Whereas labelling on methods of production remains difficult to develop, France has undertaken to restrict the use for designations traditionally associated with meat and dairy. Although presented as a measure to protect consumers and ensure fair competition among food businesses, this legislation illustrates confusion in policy priorities as EU and national laws still fail to properly inform consumers on methods of production.
French consumer law versus plant-based meat and dairy analogues
In May 2018, the French National Assembly (lower house of parliament) voted to prohibit the use of “terms associated with products of animal origins to market food containing a significant proportion of plant-based materials”. Presented as a consumer protection measure, the provision aims to “ban deceptive marketing practices that associate terms such as ‘steak,’ ‘filet,’ ‘bacon,’ ‘sausage’ to products that are not partly or wholly made up of meat”. The measure also applies to dairy products and bans the use of designations such as ‘milk’, ‘cream’ or ‘cheese’ to vegan or vegetarian products marketed as dairy alternatives.
This provision was an amendment to the more general “bill for a more balanced trade relations in agriculture” put forward by member of parliament and former cattle farmer Jean Baptiste Moreau (LREM, centrist).
Now adopted by the National Assembly it currently awaits approval in the Senate (upper house) in the autumn. Moreau asserts that the end goal of this amendment does not specifically address vegan or vegetarian alternatives, but rather intends to combat common deceptive practices in the meat industry, such as adding beet to ground beef. While Moreau supports the “less-and-better meat” approach and denies that he was approached by industry lobbies, the amendment is in line with their long-standing hostility to meat and dairy alternatives, which they see as a serious competitive threat.
A ripple effect of the 2017 EU Court decision
The proposed amendment also refers to a European Court of Justice (ECJ) ruling in 2017 (“Verband Sozialer v TofuTown.com GmBH”) in favor of a ban on the use of designations traditionally associated with dairy products for soy-based products.
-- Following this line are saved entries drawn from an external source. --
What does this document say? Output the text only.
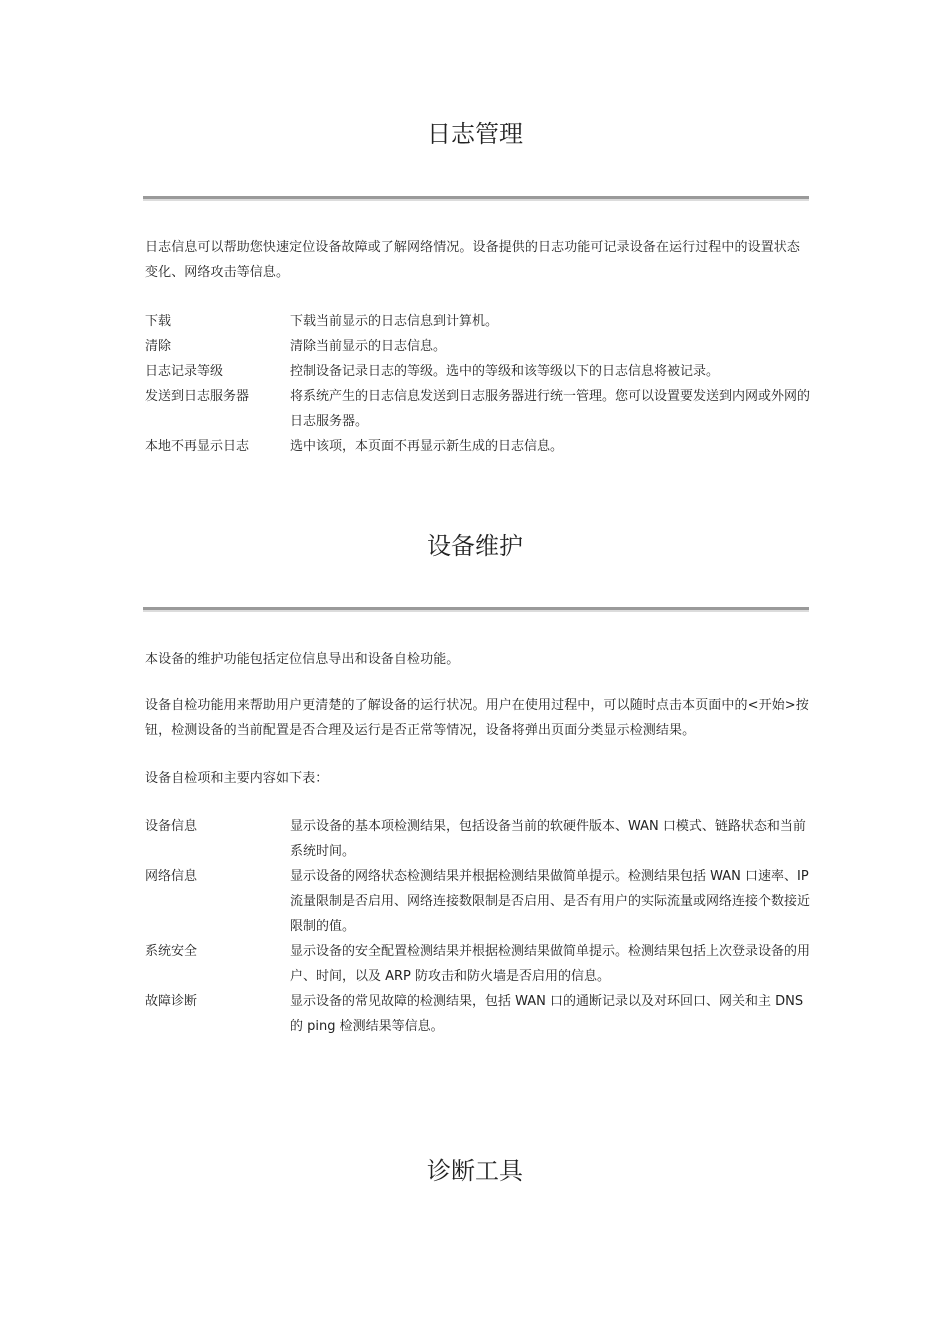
日志管理

日志信息可以帮助您快速定位设备故障或了解网络情况。设备提供的日志功能可记录设备在运行过程中的设置状态变化、网络攻击等信息。

下载	下载当前显示的日志信息到计算机。
清除	清除当前显示的日志信息。
日志记录等级	控制设备记录日志的等级。选中的等级和该等级以下的日志信息将被记录。
发送到日志服务器	将系统产生的日志信息发送到日志服务器进行统一管理。您可以设置要发送到内网或外网的日志服务器。
本地不再显示日志	选中该项，本页面不再显示新生成的日志信息。
设备维护

本设备的维护功能包括定位信息导出和设备自检功能。

设备自检功能用来帮助用户更清楚的了解设备的运行状况。用户在使用过程中，可以随时点击本页面中的<开始>按钮，检测设备的当前配置是否合理及运行是否正常等情况，设备将弹出页面分类显示检测结果。

设备自检项和主要内容如下表：

设备信息	显示设备的基本项检测结果，包括设备当前的软硬件版本、WAN 口模式、链路状态和当前系统时间。
网络信息	显示设备的网络状态检测结果并根据检测结果做简单提示。检测结果包括 WAN 口速率、IP 流量限制是否启用、网络连接数限制是否启用、是否有用户的实际流量或网络连接个数接近限制的值。
系统安全	显示设备的安全配置检测结果并根据检测结果做简单提示。检测结果包括上次登录设备的用户、时间，以及 ARP 防攻击和防火墙是否启用的信息。
故障诊断	显示设备的常见故障的检测结果，包括 WAN 口的通断记录以及对环回口、网关和主 DNS 的 ping 检测结果等信息。
诊断工具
This leaves little doubt as to the amendment’s main objective: strengthening labelling requirements for meat and dairy substitutes.
In its ruling the ECJ strictly interpreted a 2013 EU regulation on the common organisation of markets, deciding that the regulation should be “interpreted as precluding the term ‘milk’ and the designations reserved […] exclusively from milk products from being used to designate a purely plant-based product in marketing or advertising, even if those terms are expanded upon clarifying or descriptive terms indicating the plant origin of the product at issue […].” Hence, under ECJ case law, the use of terms such as “tofu butter” and “veggie cheese” is unlawful because it misleads consumers and threatens competition among food producers.
There is no justification in terms of consumer protection for interpreting the 2013 regulation in such an unusually restrictive way. No studies have yet proven that using terms traditionally associated with meat and dairy products for plant-based products misleads consumers, or even creates confusion among buyers. Such an allegation makes even less sense in the case of plant-based beverages, the packaging of which always displays the origin of the product (e.g. “soy milk,” “cashew milk,” “coconut milk,” etc.). However, many other practices do clearly mislead and confuse EU consumers, primarily on the packaging of animal-based products. In absence of proper regulatory definitions, terms such as “natural” or “farm fresh” and packaging suggestive of an outdoor environment are widespread. They mislead the consumer into believing that these products originate from pasture farms, when the animals are actually raised in highly intensive production systems. This has led Compassion in World Farming to launch the “Honest Labelling” campaign this August, calling for clearer labelling of factory-farmed products.
In order to protect consumers and uphold fair competition, what we really need is method of production labelling at EU and national level, building on the EU marketing standards for table eggs.